Everybody needs a little escape from the ordinariness of life once in a while. But how long do you get until life starts to creep back in?
Nadia and Daniel are just starting out together. They’re at the good bit, at the beginning when everything is fun and exciting; they’re kind to each other, they feel passionately about one another. And they’re both married. Rather than telling the story of the people waiting at home, Kenny Emson takes the road less travelled and instead explores the emotional toll for those within the affair.
From the very beginning this relationship is doomed to beget pain and anguish. Even as Nadia and Daniel agree on eleven rules (“one better than God”) in order to protect themselves, they almost immediately start breaking them. But what is most touching and unusual about this story is the palpable affection they have for one another. We know that both parties have oblivious partners and innocent children; that they’re constantly lying to the people they love, but somehow, we’re still rooting for them.
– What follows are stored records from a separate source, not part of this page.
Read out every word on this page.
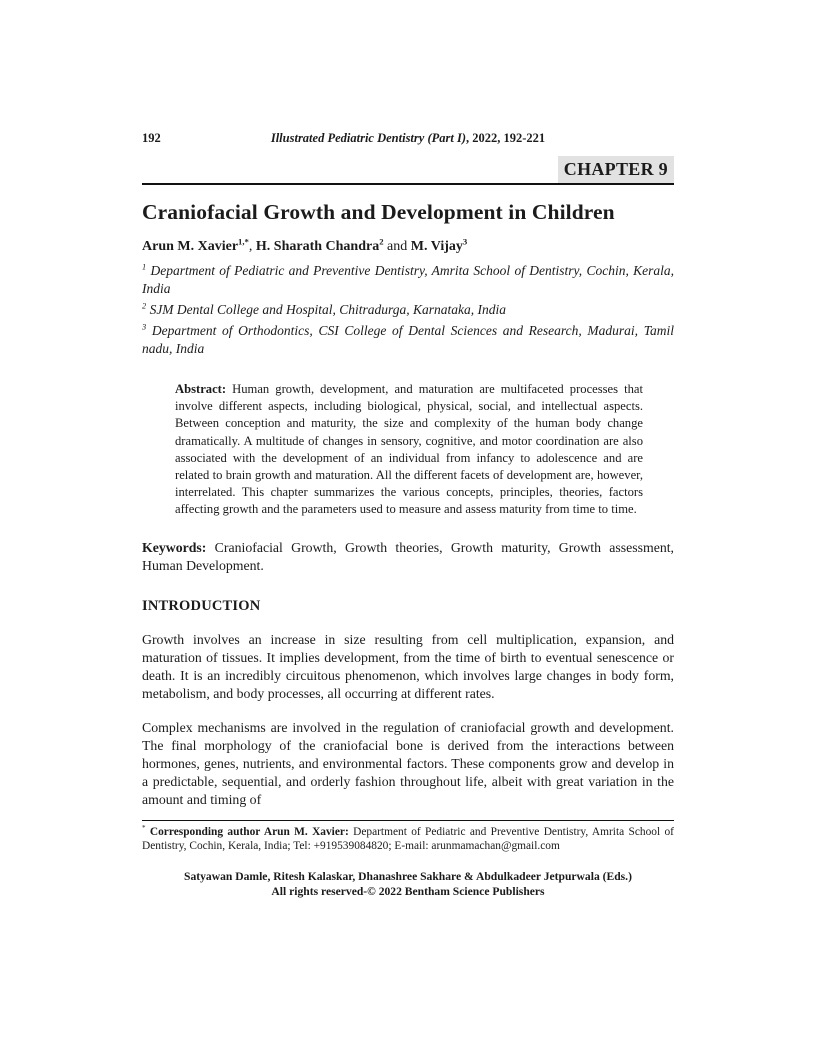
192	Illustrated Pediatric Dentistry (Part I), 2022, 192-221
CHAPTER 9
Craniofacial Growth and Development in Children

Arun M. Xavier$^{1,*}$, H. Sharath Chandra$^2$ and M. Vijay$^3$

$^1$ Department of Pediatric and Preventive Dentistry, Amrita School of Dentistry, Cochin, Kerala, India

$^2$ SJM Dental College and Hospital, Chitradurga, Karnataka, India

$^3$ Department of Orthodontics, CSI College of Dental Sciences and Research, Madurai, Tamil nadu, India

Abstract: Human growth, development, and maturation are multifaceted processes that involve different aspects, including biological, physical, social, and intellectual aspects. Between conception and maturity, the size and complexity of the human body change dramatically. A multitude of changes in sensory, cognitive, and motor coordination are also associated with the development of an individual from infancy to adolescence and are related to brain growth and maturation. All the different facets of development are, however, interrelated. This chapter summarizes the various concepts, principles, theories, factors affecting growth and the parameters used to measure and assess maturity from time to time.

Keywords: Craniofacial Growth, Growth theories, Growth maturity, Growth assessment, Human Development.

INTRODUCTION

Growth involves an increase in size resulting from cell multiplication, expansion, and maturation of tissues. It implies development, from the time of birth to eventual senescence or death. It is an incredibly circuitous phenomenon, which involves large changes in body form, metabolism, and body processes, all occurring at different rates.

Complex mechanisms are involved in the regulation of craniofacial growth and development. The final morphology of the craniofacial bone is derived from the interactions between hormones, genes, nutrients, and environmental factors. These components grow and develop in a predictable, sequential, and orderly fashion throughout life, albeit with great variation in the amount and timing of

* Corresponding author Arun M. Xavier: Department of Pediatric and Preventive Dentistry, Amrita School of Dentistry, Cochin, Kerala, India; Tel: +919539084820; E-mail: arunmamachan@gmail.com

Satyawan Damle, Ritesh Kalaskar, Dhanashree Sakhare & Abdulkadeer Jetpurwala (Eds.)
All rights reserved-© 2022 Bentham Science Publishers
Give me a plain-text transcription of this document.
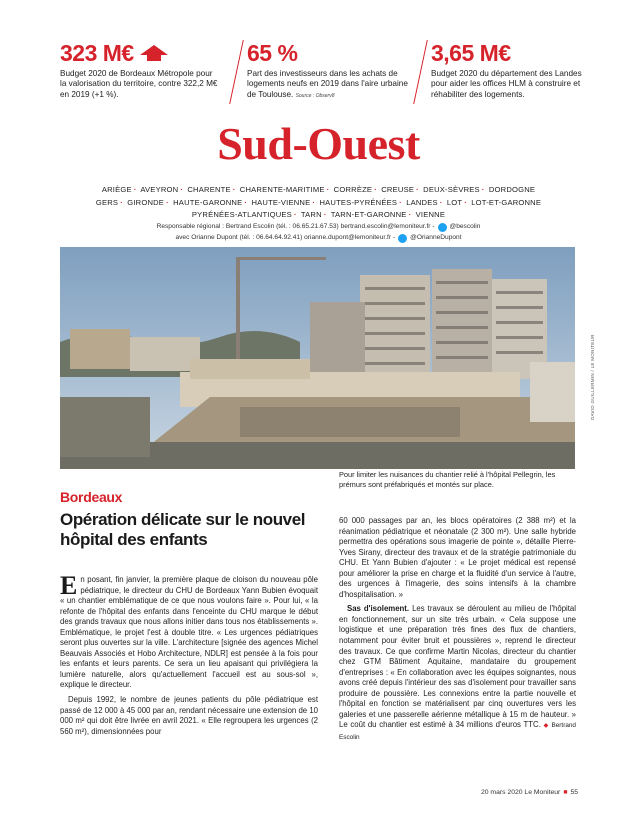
323 M€
Budget 2020 de Bordeaux Métropole pour la valorisation du territoire, contre 322,2 M€ en 2019 (+1 %).
65 %
Part des investisseurs dans les achats de logements neufs en 2019 dans l'aire urbaine de Toulouse. Source : Observ8
3,65 M€
Budget 2020 du département des Landes pour aider les offices HLM à construire et réhabiliter des logements.
Sud-Ouest
ARIÈGE · AVEYRON · CHARENTE · CHARENTE-MARITIME · CORRÈZE · CREUSE · DEUX-SÈVRES · DORDOGNE
GERS · GIRONDE · HAUTE-GARONNE · HAUTE-VIENNE · HAUTES-PYRÉNÉES · LANDES · LOT · LOT-ET-GARONNE
PYRÉNÉES-ATLANTIQUES · TARN · TARN-ET-GARONNE · VIENNE
Responsable régional : Bertrand Escolin (tél. : 06.65.21.67.53) bertrand.escolin@lemoniteur.fr - @bescolin
avec Orianne Dupont (tél. : 06.64.64.92.41) orianne.dupont@lemoniteur.fr - @OrianneDupont
DAVID GUILLERMIN / LE MONITEUR
Pour limiter les nuisances du chantier relié à l'hôpital Pellegrin, les prémurs sont préfabriqués et montés sur place.
Bordeaux
Opération délicate sur le nouvel hôpital des enfants

En posant, fin janvier, la première plaque de cloison du nouveau pôle pédiatrique, le directeur du CHU de Bordeaux Yann Bubien évoquait « un chantier emblématique de ce que nous voulons faire ». Pour lui, « la refonte de l'hôpital des enfants dans l'enceinte du CHU marque le début des grands travaux que nous allons initier dans tous nos établissements ». Emblématique, le projet l'est à double titre. « Les urgences pédiatriques seront plus ouvertes sur la ville. L'architecture [signée des agences Michel Beauvais Associés et Hobo Architecture, NDLR] est pensée à la fois pour les enfants et leurs parents. Ce sera un lieu apaisant qui privilégiera la lumière naturelle, alors qu'actuellement l'accueil est au sous-sol », explique le directeur.

Depuis 1992, le nombre de jeunes patients du pôle pédiatrique est passé de 12 000 à 45 000 par an, rendant nécessaire une extension de 10 000 m² qui doit être livrée en avril 2021. « Elle regroupera les urgences (2 560 m²), dimensionnées pour

60 000 passages par an, les blocs opératoires (2 388 m²) et la réanimation pédiatrique et néonatale (2 300 m²). Une salle hybride permettra des opérations sous imagerie de pointe », détaille Pierre-Yves Sirany, directeur des travaux et de la stratégie patrimoniale du CHU. Et Yann Bubien d'ajouter : « Le projet médical est repensé pour améliorer la prise en charge et la fluidité d'un service à l'autre, des urgences à l'imagerie, des soins intensifs à la chambre d'hospitalisation. »

Sas d'isolement. Les travaux se déroulent au milieu de l'hôpital en fonctionnement, sur un site très urbain. « Cela suppose une logistique et une préparation très fines des flux de chantiers, notamment pour éviter bruit et poussières », reprend le directeur des travaux. Ce que confirme Martin Nicolas, directeur du chantier chez GTM Bâtiment Aquitaine, mandataire du groupement d'entreprises : « En collaboration avec les équipes soignantes, nous avons créé depuis l'intérieur des sas d'isolement pour travailler sans produire de poussière. Les connexions entre la partie nouvelle et l'hôpital en fonction se matérialisent par cinq ouvertures vers les galeries et une passerelle aérienne métallique à 15 m de hauteur. » Le coût du chantier est estimé à 34 millions d'euros TTC. ◆ Bertrand Escolin

20 mars 2020 Le Moniteur ■ 55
Stripping it back to a pile of pillows and a few neon lights, Eleanor Rhode’s direction leans mostly on good story-telling and strong performances from both Jon Foster (Daniel) and Claire Lams (Nadia). We’re privy to the kinds of unabashed conversations you’d have only in the seclusion of the bedroom, but Foster and Lams communicate this physical and emotional closeness with heartbreaking conviction.
That being said, the design (Max Johns) is deceptively simple, the white stack of pillows providing a hiding place for multiple small but instrumental accessories to the narrative. Neon lighting (Jess Bernberg) hanging vertically serves to alter the mood drastically throughout the play, taking us from candle-lit intimacy to bare-bulb severity.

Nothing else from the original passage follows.